216:50 — Reinforcement learning and large system operations

When operating large power systems that include controled (hydro) and uncontroled (wind) production, optimizing the use of the reservoirs is the central task. One of the main difficulties is handling the uncertainties associated with water and wind inflows, particularly in a northern region like Quebec where water storage is managed over months, even years.

We model a large part of the region's hydroelectric capacity, including five main reservoirs and their interdependence. The objective is to satisfy load while maximizing profit, with sales in the event of overproduction and purchases in the event of power shortages.

We apply a reinforcement learning (RL) approach, with a simple REINFORCE policy gradient method. Benchmark methods such as Stochastic Dynamic Programming (SDP) or Stochastic Linear Programming (SLP) are limited, as the computational effort increases exponentially with the number of reservoirs (SDP) or with the representativity of the inflow profiles (SLP).

317:20 — Generation Planning of Renewables Using Stochastic Dual Dynamic Programming: A Case Study on Quebec

Our research focuses on scheduling electricity generation of hydro and wind power utilizing a multi-stage stochastic optimization approach since the variability of inflows and wind is a major concern.
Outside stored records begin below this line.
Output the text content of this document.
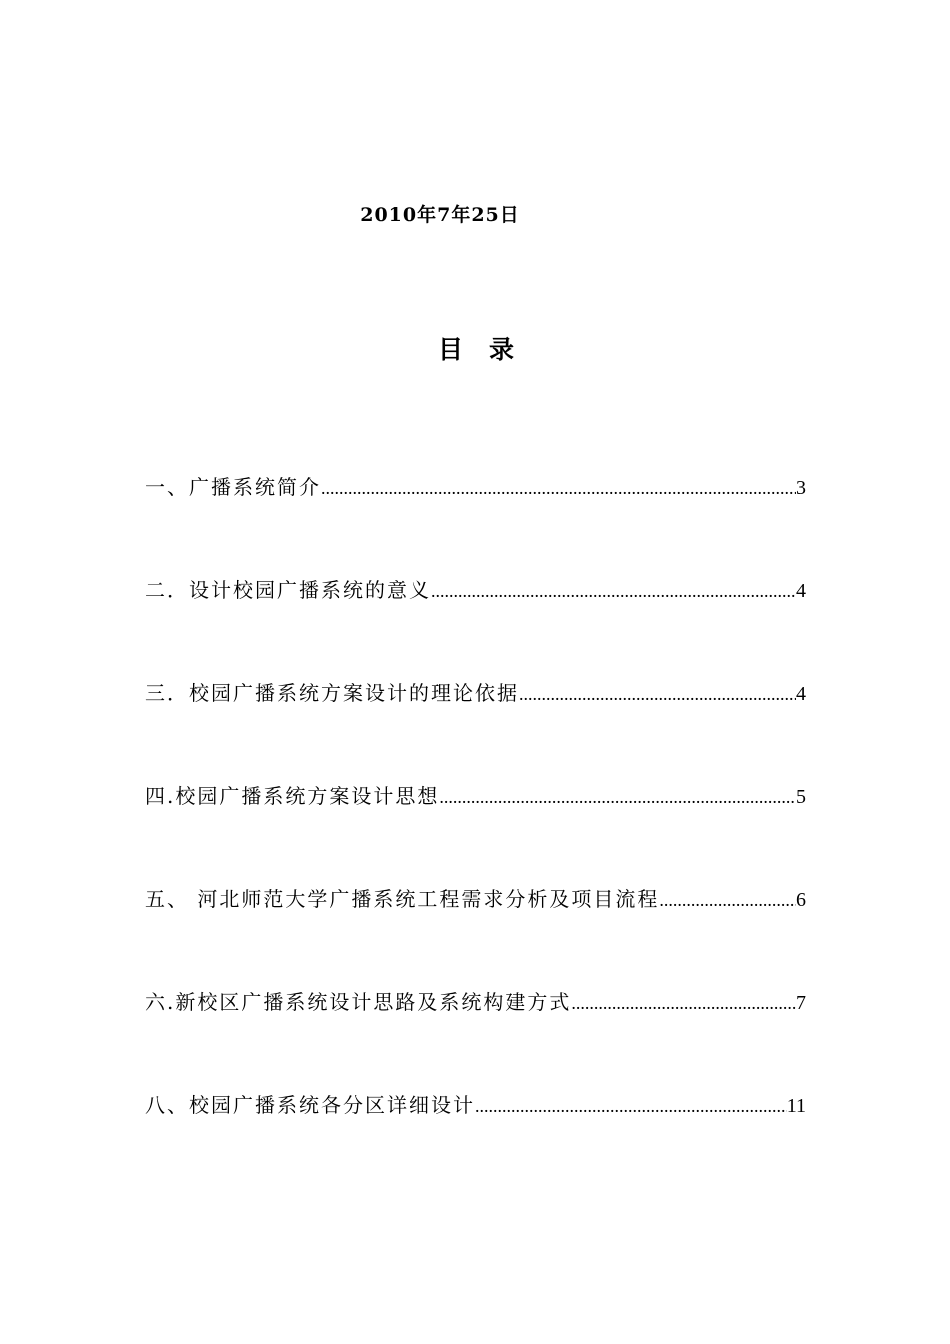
2010年7年25日
目录
一、广播系统简介 .....	3
二．设计校园广播系统的意义 .....	4
三．校园广播系统方案设计的理论依据 .....	4
四.校园广播系统方案设计思想 .....	5
五、 河北师范大学广播系统工程需求分析及项目流程 .....	6
六.新校区广播系统设计思路及系统构建方式 .....	7
八、校园广播系统各分区详细设计 .....	11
Using Quebec's hydro and wind power networks as a case study, we investigate long-term reservoir management strategies to meet the demand while minimizing the total costs. We applied a state-of-the-art technique Stochastic Dual Dynamic Programming (SDDP) to find the optimal generation policy. We also compare the results with a deterministic policy that utilizes the expected values to find the optimal policy. The last part of our analysis is a numerical investigation of expanded generation capacity. In particular, we examine the trade-offs between the costs of new capacity construction and the reduction of load shedding and power purchasing costs.